Zusammen machen all diese Leute 43,73 Prozent der Erwerbstätigen aus. Sie sind die große Mehrheit subalterner Lohnabhängiger, die Arbeiterklasse im weiteren Sinn. In Frankreich „classes populaires“ genannt. Im Parlament ist diese Hälfte der Bevölkerung nicht vertreten. In den Medien kommt sie nicht vor. Sie stellte das Gros der Kundgebung vom 28. Juni.
Als Elite fühlen sich Geschäftsführer, Direktoren, Verwaltungschefs, Berufspolitiker. Manche besitzen Läden, Firmen, gehören dem Kleinbürgertum, der mittleren Bourgeoisie an. Andere sind lohnabhängig mit hohen, oft dem Mehrwert entnommenen Gehältern. Sie machen 6,69 Prozent der ansässigen Beschäftigten aus. Sie wollen sich durch ihren Lebensstil abheben. Sie stellen die regierende Klasse dar. Nicht die herrschende. Sie bemühten sich um einen Misserfolg der Kundgebung vom 28. Juni.

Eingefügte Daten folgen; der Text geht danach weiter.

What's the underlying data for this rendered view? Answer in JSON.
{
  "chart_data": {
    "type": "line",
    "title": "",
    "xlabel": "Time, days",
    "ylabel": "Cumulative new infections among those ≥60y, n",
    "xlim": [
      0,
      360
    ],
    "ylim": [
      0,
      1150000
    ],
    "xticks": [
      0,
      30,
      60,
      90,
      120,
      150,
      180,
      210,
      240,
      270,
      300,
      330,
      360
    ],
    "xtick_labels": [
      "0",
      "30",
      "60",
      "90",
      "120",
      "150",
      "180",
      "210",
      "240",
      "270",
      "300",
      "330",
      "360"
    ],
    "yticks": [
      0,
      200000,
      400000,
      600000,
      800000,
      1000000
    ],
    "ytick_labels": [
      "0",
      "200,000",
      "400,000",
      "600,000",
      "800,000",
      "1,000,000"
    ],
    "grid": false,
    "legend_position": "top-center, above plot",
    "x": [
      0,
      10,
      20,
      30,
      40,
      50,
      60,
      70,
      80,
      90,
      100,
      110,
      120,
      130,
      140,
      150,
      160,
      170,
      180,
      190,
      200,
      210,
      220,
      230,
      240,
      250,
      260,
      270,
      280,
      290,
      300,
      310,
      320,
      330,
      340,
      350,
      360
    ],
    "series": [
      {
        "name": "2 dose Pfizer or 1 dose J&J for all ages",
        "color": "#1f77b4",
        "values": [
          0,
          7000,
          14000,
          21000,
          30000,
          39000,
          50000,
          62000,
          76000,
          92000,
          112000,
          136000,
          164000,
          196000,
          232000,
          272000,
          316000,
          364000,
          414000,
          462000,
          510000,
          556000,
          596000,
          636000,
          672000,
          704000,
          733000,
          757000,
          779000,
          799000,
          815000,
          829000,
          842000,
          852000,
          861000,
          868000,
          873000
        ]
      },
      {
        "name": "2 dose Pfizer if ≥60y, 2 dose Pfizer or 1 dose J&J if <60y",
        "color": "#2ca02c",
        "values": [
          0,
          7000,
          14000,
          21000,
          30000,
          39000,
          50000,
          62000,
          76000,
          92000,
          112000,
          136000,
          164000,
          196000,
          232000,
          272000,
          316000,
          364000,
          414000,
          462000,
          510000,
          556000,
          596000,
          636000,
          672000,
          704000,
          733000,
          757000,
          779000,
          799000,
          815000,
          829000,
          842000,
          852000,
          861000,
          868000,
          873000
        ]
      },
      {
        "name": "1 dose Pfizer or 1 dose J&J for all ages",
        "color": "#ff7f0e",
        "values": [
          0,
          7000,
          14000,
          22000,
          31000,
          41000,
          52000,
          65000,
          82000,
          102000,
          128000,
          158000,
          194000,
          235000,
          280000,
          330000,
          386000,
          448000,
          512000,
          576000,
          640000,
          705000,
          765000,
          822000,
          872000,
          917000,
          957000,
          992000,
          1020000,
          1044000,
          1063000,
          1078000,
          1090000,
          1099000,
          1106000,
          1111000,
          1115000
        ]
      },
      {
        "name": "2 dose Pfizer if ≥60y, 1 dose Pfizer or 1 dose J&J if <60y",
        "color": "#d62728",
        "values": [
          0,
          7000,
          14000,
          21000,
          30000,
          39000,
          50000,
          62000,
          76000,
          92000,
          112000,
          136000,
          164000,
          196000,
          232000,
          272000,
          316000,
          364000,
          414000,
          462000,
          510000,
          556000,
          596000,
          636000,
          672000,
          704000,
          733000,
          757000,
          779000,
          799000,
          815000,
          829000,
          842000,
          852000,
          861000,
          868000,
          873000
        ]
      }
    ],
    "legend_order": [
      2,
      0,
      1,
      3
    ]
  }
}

Auch Teile des alten und neuen Kleinbürgertums zählen sich zur Elite: Lehrer, Architektinnen, Anwälte, Ärztinnen, Steuerberater, Softwareentwickler. Viele sind lohnabhängig. Sie haben größere Entscheidungsfreiheit, höhere Einkommen als die „classes populaires“. Mittelständler unter ihnen besitzen Betriebe, Maschinen, arbeiten selbst damit und beschäftigen Personal. In diesen akademischen und wissenschaftlichen Berufen arbeitet ein Drittel der ansässigen Beschäftigten (33,62 %).
Technikerinnen, Aufseher, Steuerbeamte, Immobilienagentinnen, medizinische Assistentinnen sind meist lohnabhängig. Durch ihre Spezialisierung fühlen sie sich den akademischen Berufen näher, ohne zu ihnen zu gehören. Sie stellen 13,75 Prozent der ansässigen Beschäftigten dar. Die Volkszähler wissen nicht wohin mit ihnen. In Frankreich heißt diese Zwischenschicht „professions intermédiaires“.
An einem Ende der Hierarchie von Macht und Reichtum bleibt ein ungezähltes Subproletariat von Dauerarbeitslosen, Armen, Obdachlosen. Am anderen Ende kassieren 0,3 Prozent Rentiers fremden Wert, Mehrwert als Mieten, Dividenden, Zinsen, ohne zu arbeiten.
Die Volkszählung liefert ein unvollständiges Bild der heimischen Klassengesellschaft. Sie ignoriert an einem Extrem die internationalen Kapitalbesitzer. Ihnen gehören alle größeren Industrien, Banken im Land. Diese unsichtbare Großbourgeoisie bildet die herrschende Klasse. Ihre Geschäftsinteressen haben Regierung, Parlament als nationale Interessen verinnerlicht.
Die Volkszählung ignoriert am anderen Extrem über 200 000 Grenzpendler. Sie stellen jeden zweiten Erwerbstätigen dar. Sie werden politisch ausgegrenzt. Ihre Interessen werden nur von den Gewerkschaften vertreten. Wie am 28. Juni.